Laporan Wartawan TribunJatim.com, Benni Indo
TRIBUNJATIM.COM, MALANG - Pemerintah Kota Malang menegaskan tidak memiliki kewenangan untuk mengintervensi harga kedelai di pasaran karena komoditas tersebut dipengaruhi harga global dan nilai tukar dolar, sehingga berdampak langsung pada pelaku usaha tempe lokal.
Kepala Dinas Koperasi, Perindustrian, dan Perdagangan (Diskopindag) Kota Malang, Eko Sri Yuliadi, menjelaskan bahwa kedelai yang digunakan sebagai bahan baku tempe sebagian besar merupakan kedelai impor, sehingga harganya sangat bergantung pada nilai tukar dolar dan pasar internasional.

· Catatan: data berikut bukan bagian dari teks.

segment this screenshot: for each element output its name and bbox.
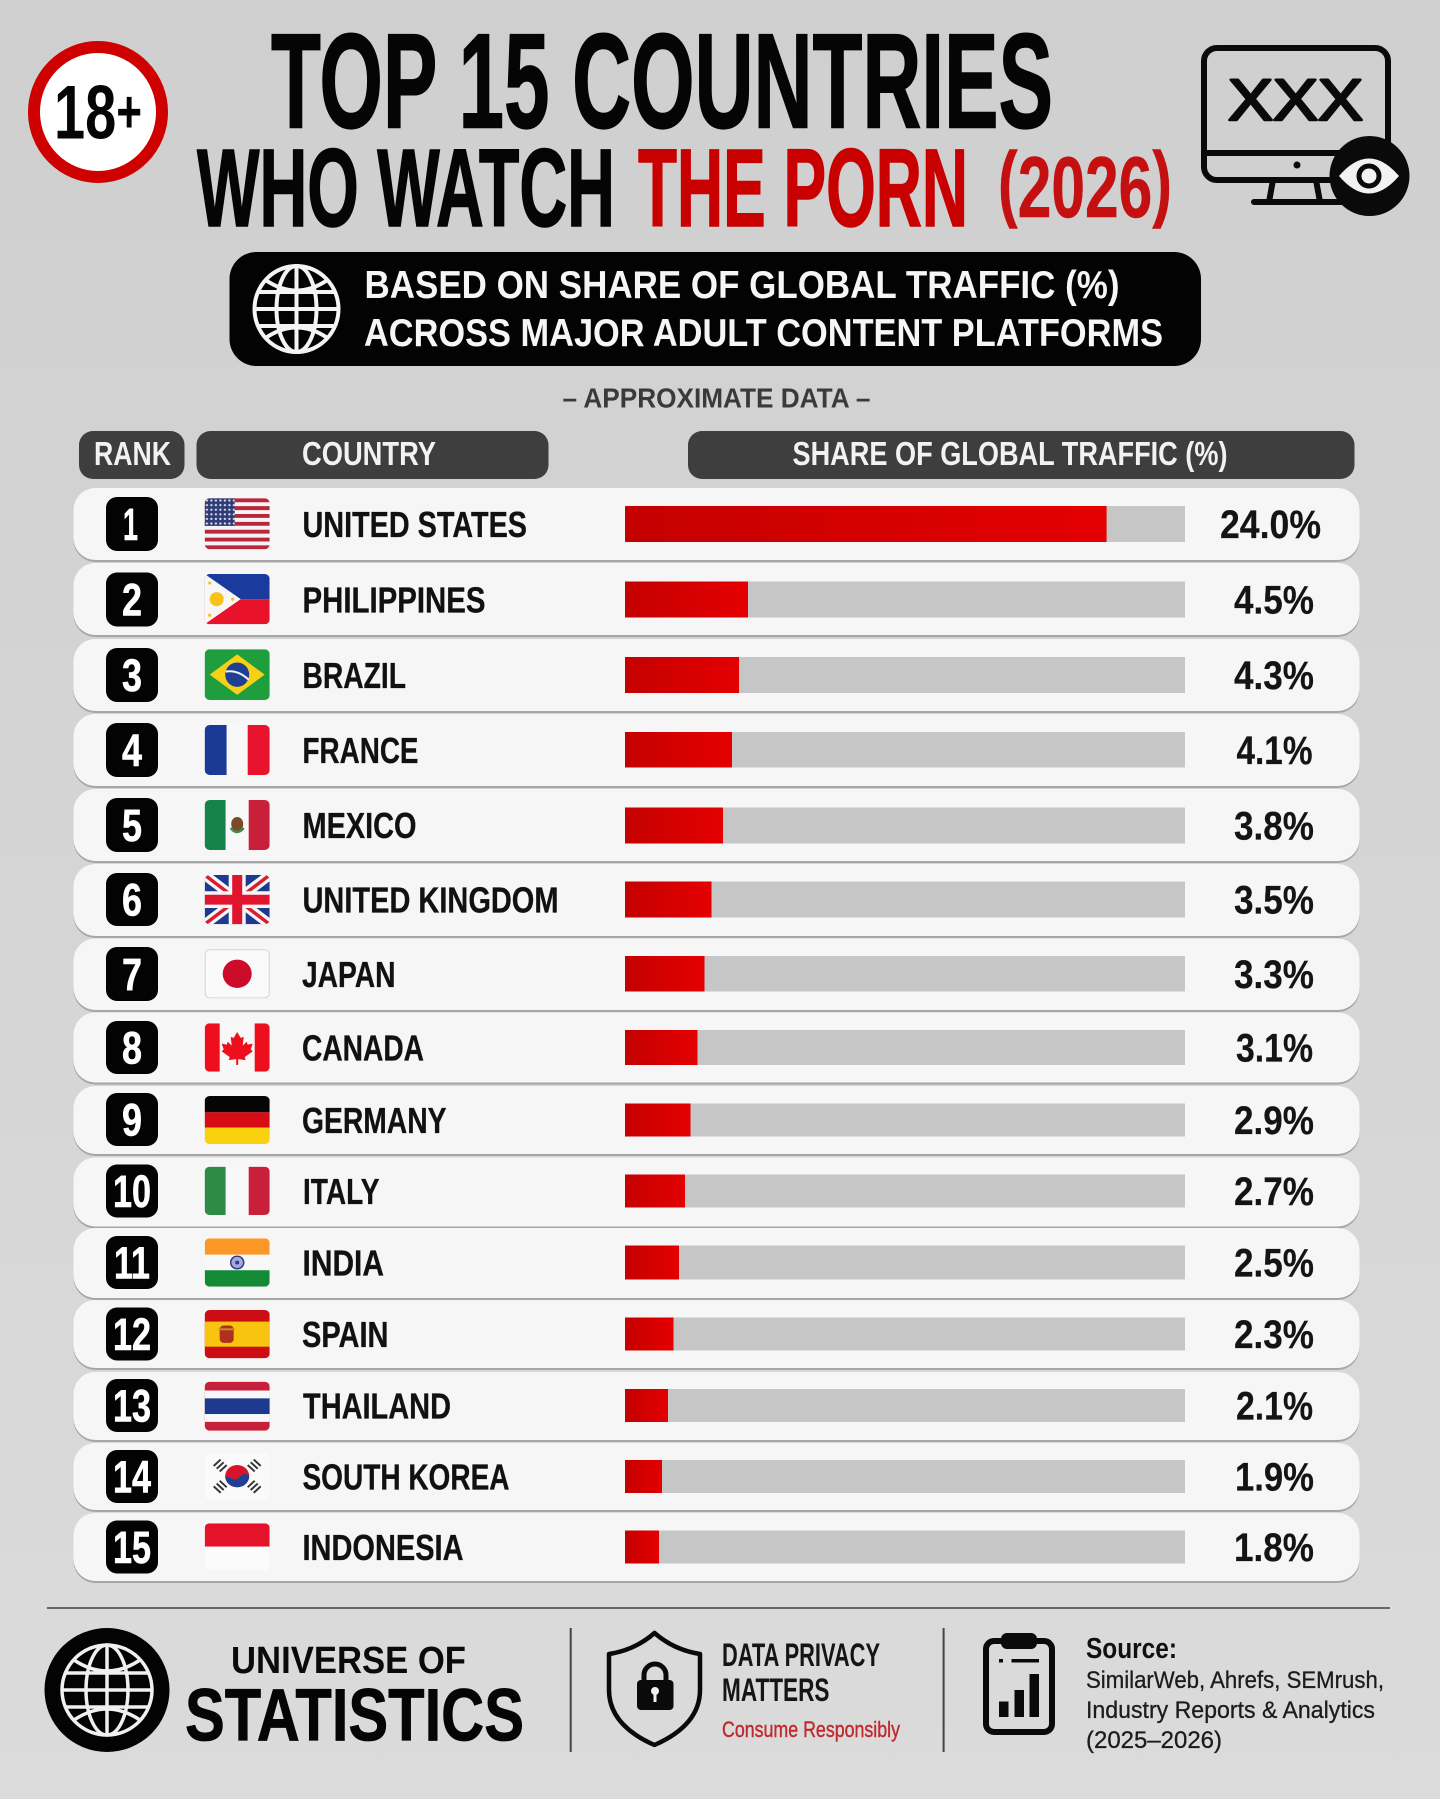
row 10: Italy: 10 — [113, 1166, 151, 1217]
row 7: Japan: 3.3% — [1234, 953, 1314, 997]
row 13: Thailand — [74, 1372, 1360, 1442]
icon: monitor with eye: XXX — [1228, 68, 1363, 133]
row 15: Indonesia — [74, 1513, 1360, 1583]
footer: data privacy: Consume Responsibly — [722, 1717, 900, 1742]
flag: Thailand — [204, 1382, 270, 1431]
row 14: South Korea: 1.9% — [1235, 1456, 1314, 1500]
flag: Mexico — [204, 800, 270, 850]
title: ) — [1152, 135, 1172, 229]
row 15: Indonesia: 1.8% — [1234, 1526, 1314, 1570]
icon: 18+ badge — [34, 47, 162, 177]
flag: South Korea — [213, 1458, 262, 1494]
icon: 18+ badge: 18 — [54, 70, 139, 156]
title: ( — [998, 135, 1018, 229]
table header: RANK — [94, 435, 171, 472]
row 1: United States: 1 — [123, 499, 138, 550]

“Kedelai itu sudah harga global, terpengaruh dolar. Apalagi yang digunakan untuk tempe adalah kedelai impor, jadi banyak regulasi dari pusat,” ujarnya.
Menurutnya, dalam kondisi tersebut pemerintah daerah hanya berperan melakukan pengawasan, khususnya terkait ketersediaan stok dan kelancaran distribusi di pasar.
Baca juga: Produsen Tahu di Blitar Keluhkan Kenaikan Harga Kedelai, Belum Berani Naikkan Harga Jual
“Kami hanya melakukan pengawasan, memastikan stoknya ada dan distribusinya lancar. Tidak sampai intervensi harga,” jelasnya.
Eko menambahkan, tempe sebagai salah satu kebutuhan pokok masyarakat tetap memiliki permintaan yang tinggi meski terjadi kenaikan harga bahan baku.
“Tempe itu kebutuhan pokok. Berapapun harganya, tetap dibeli masyarakat,” katanya.
Baca juga: Arfianto Perajin Tempe Produksi 7 Kuintal Kedelai Sehari Meski Harga Melonjak, Pilih Kecilkan Ukuran
Ia menegaskan, selama stok kedelai tersedia dan distribusi berjalan dengan baik, aktivitas ekonomi terkait produksi tempe di Kota Malang masih dapat berjalan normal. Meskipun harga kedelai terus naik.
“Ya tidak apa-apa, semua tetap jalan,” pungkasnya.
Mustakim, produsen tempe di Kota Malang mengatakan harga kedelai naik. Saat ini, harganya mencapai Rp 10.500, sedangkan sebelumnya Rp 9.500.
Kenaikan itu dirasa cukup tinggi karena kondisi ekonomi yang ia alami saat ini juga sedang sulit. Kenaikan sudah dirasakan Mustakim sebelum Lebaran. Sementara penjualan masih belum memperlihatkan peningkatan.
Mustakim mengatakan, daya beli masyarakat saat ini berubah. Lebih rendah dari tahun-tahun sebelumnya. Kenaikan harga itu pun menjadi tantangan yang tak mudah dihadapi karena di saat yang sama, daya beli publik turun.
“Sekarang harganya Rp 10.500. Sejak sebelum Lebaran naik terus harganya,” ujarnya saat ditemui di tempat produksinya, Mekar Jaya, Selasa (7/4/2026).
Mustakim mengatakan, sejauh ini belum ada tindakan dari Pemkot Malang untuk membantu pedagang kecil seperti dia. Sebagai pedagang, Mustakim membutuhkan stabilitas harga bahan baku agar usaha yang dijalankan tidak mengeluarkan biaya produksi tinggi.
“Kami berharap ada langkah yang diambil Pemkot Malang agar harga tidak terus naik,” harapnya.